Мы с Хряповым передвигали шахматы, разыгрывая французскую защиту.
– Вы о ком, Михаил Ксантиевич?
– спросил Хряпов, посылая ладью на Е-6.
– Крутится целый час уже... в плаще и кепи, - сказал детектив.
– Бросьте, Михаил Ксантиевич, вечно вы всех подозреваете!.. Помните пьяного извозчика?
Пять дней назад Фундуклиди забил тревогу, когда у ограды хряповского особняка остановилась пролетка живейного извозчика. Грек в это время, отодвинув край плотной шторы, как раз обозревал ту часть Вселенной, что открывалась из окна гостиной. Увидев, как хозяин пролетки слезает с козел и направляется к чугунным копьям решетки, Фундуклиди поднял настоящую бурю. Мы бежали, бросив приятный отдых, и каждый ощущал бьющийся в кармане о бедро тяжелый револьвер. Между тем, возмутитель спокойствия нетвердым шагом приблизился к ограде и, воровато оглядевшись, стал в сумерках
– Помните извозчика?
– снова сказал Хряпов, и я позволил себе улыбнуться.
– Неужели вы хотите заставить нас снова наблюдать подобную картину?
– Напрасно вы смеетесь, господа, - сказал Фундуклиди.
– Я...
– Жестоко, жестоко...
– продолжал журить Хряпов.
– Да нет же!
– сказал Фундуклиди, закипая, и снова фыркнул что-то на греческом (даже глаза его вроде бы сверкнули).

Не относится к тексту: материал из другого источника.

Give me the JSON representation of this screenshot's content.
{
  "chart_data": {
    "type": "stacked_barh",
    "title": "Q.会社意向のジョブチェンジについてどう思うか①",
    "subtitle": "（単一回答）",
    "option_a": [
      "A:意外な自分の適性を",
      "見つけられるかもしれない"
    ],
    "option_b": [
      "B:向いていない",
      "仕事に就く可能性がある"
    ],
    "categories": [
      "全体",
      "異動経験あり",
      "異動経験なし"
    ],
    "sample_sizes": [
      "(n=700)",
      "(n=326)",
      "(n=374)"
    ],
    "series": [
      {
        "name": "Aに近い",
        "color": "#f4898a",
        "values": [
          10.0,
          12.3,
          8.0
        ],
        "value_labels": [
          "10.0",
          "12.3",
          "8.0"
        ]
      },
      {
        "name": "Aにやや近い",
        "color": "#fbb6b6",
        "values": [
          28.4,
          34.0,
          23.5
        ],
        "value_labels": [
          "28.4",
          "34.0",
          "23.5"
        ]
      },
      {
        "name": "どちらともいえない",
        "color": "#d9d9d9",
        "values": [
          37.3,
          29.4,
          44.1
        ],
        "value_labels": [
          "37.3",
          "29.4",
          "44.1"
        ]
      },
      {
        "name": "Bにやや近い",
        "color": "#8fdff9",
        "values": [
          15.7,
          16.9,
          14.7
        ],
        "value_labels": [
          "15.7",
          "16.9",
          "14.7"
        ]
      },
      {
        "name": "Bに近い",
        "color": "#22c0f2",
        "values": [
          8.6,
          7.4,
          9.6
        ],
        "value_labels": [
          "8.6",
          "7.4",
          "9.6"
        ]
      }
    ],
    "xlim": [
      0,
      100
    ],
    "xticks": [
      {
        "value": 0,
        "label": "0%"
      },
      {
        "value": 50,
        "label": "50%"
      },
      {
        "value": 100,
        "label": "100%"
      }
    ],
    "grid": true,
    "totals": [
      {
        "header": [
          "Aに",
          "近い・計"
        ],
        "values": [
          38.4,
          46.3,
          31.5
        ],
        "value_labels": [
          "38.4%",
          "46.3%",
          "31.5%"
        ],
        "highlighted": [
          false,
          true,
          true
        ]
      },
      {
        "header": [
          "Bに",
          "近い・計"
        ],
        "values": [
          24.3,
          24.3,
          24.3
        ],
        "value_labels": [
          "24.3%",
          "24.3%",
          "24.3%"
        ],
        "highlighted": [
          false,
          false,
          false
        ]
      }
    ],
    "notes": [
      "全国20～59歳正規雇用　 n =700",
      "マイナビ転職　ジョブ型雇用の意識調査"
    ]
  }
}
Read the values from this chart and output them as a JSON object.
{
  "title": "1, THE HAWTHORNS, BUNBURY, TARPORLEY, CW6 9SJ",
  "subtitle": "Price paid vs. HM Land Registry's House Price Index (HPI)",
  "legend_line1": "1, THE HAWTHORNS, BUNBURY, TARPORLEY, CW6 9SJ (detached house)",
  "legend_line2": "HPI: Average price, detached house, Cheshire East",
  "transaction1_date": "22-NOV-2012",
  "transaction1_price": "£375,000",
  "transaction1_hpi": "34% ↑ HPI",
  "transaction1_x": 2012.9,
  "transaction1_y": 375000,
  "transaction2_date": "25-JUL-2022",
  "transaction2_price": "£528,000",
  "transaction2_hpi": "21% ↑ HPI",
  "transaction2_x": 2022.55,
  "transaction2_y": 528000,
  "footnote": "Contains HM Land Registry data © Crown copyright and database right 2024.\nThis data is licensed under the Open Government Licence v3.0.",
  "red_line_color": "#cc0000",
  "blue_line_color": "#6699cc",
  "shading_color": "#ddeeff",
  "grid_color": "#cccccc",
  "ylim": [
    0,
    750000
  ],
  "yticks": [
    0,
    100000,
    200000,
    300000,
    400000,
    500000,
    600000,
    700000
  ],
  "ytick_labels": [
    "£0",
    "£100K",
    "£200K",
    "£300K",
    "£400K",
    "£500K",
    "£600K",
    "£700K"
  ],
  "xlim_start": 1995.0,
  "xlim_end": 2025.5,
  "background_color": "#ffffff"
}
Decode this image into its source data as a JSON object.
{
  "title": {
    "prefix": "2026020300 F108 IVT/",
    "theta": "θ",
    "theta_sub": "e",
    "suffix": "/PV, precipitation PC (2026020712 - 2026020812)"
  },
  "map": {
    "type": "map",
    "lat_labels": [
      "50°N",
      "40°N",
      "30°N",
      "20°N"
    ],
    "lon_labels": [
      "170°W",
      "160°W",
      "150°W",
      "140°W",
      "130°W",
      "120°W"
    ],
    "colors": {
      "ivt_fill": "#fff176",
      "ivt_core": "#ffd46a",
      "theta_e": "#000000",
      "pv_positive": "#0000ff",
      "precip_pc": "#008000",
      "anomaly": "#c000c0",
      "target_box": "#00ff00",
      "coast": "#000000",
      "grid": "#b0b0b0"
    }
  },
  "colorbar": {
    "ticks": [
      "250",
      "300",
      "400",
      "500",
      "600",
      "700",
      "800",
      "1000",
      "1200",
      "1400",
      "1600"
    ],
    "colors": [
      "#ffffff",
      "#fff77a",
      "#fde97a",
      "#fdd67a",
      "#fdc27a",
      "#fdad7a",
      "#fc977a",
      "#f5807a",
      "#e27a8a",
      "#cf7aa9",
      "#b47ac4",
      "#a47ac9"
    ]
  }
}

– Вон он... Вон ходит! Типичный соглядатай!
– Ну уж... Так уж и соглядатай?
Тем не менее, мы с Савватием Елисеевичем встали и подошли к окну.
– Где же?
У Фундуклиди запрыгали от волнения рыхлые щеки.
– Только что здесь был... Агиос о теос! У тумбы. Ушел! Подозрительный тип!..
– повторял Михаил Ксантиевич.
– Вот, снова появился!
– Да где?
– Во-он! Встал, не шевелится.
Подозрительный тип стоял у афишной тумбы против громадного женского лица над буквами: "М-IIе Крутоярская. Бенефисъ". У М-IIе Крутоярской подгулявший приказчик подрисовал углем усы и баки.
С первого момента я уловил что-то знакомое в мохнатом кепи и поднятом воротнике мышиного плаща (день был пасмурный, по улице ветер гнал провинциальный мусор, загибая угол "Бенефиса" m-lle К.). Невозможно было ни с чем спутать эти плечи, будто не выдерживающие веса отпущенного каждому воздушного столба Паскаля: на другой стороне тротуара стоял Васька Беспрозванный. Мне даже показалось, что я различил васькины глаза - глупые и жадные.
Должно быть, какая-то жилка дрогнула в моем лице, потому что Фундуклиди, взглянув на меня, вдруг выпалил:
– О-о!... Вы его знаете!
Он сказал это так, словно застал меня в чужом саду на сливовом дереве. Я отдал должное его полицейскому чувству.
– Знаю. Это Васька Беспрозванный.
– М-да?
– сказал Хряпов, странно взглядывая на меня.
Я почувствовал себя женой вельможи, застигнутой с лакеем.
– Это Васька Беспрозванный, - повторил я.
– Сотрудник нашей газеты.
– М-да?
– снова сказал Хряпов.
Что еще он мог сказать в эту минуту?
Я понял, какие черные чувства взвились в душе Савватия Елисеевича, и разозлился на Ваську. Разозлился за всё: за то, что он выследил, за его дурацкую фигуру, за фамилию, смахивающую на кличку марвихера
– Это Васька Беспрозванный, - повторил я в третий раз.
– Дурак и зануда. Поверьте мне (я светло улыбнулся), это совершенно безопасный тип...
– А откуда он здесь?
– грозно крикнул Фундуклиди голосом околоточного.
Глаза его отразили два оконных переплета и от этого стали жуткими, как у монстра.
– Почему он наблюдает? Знаете? Можете сказать?!
– Позвольте... Михаил Ксантиевич, Савватий Елисеевич... Я все объясню... Может - присядем?
– Нет, здесь!
– повелительно сказал Фундуклиди. Рука его подобралась к разрезу пиджака. В отличие от нас, он носил револьвер на шнурах подмышкой.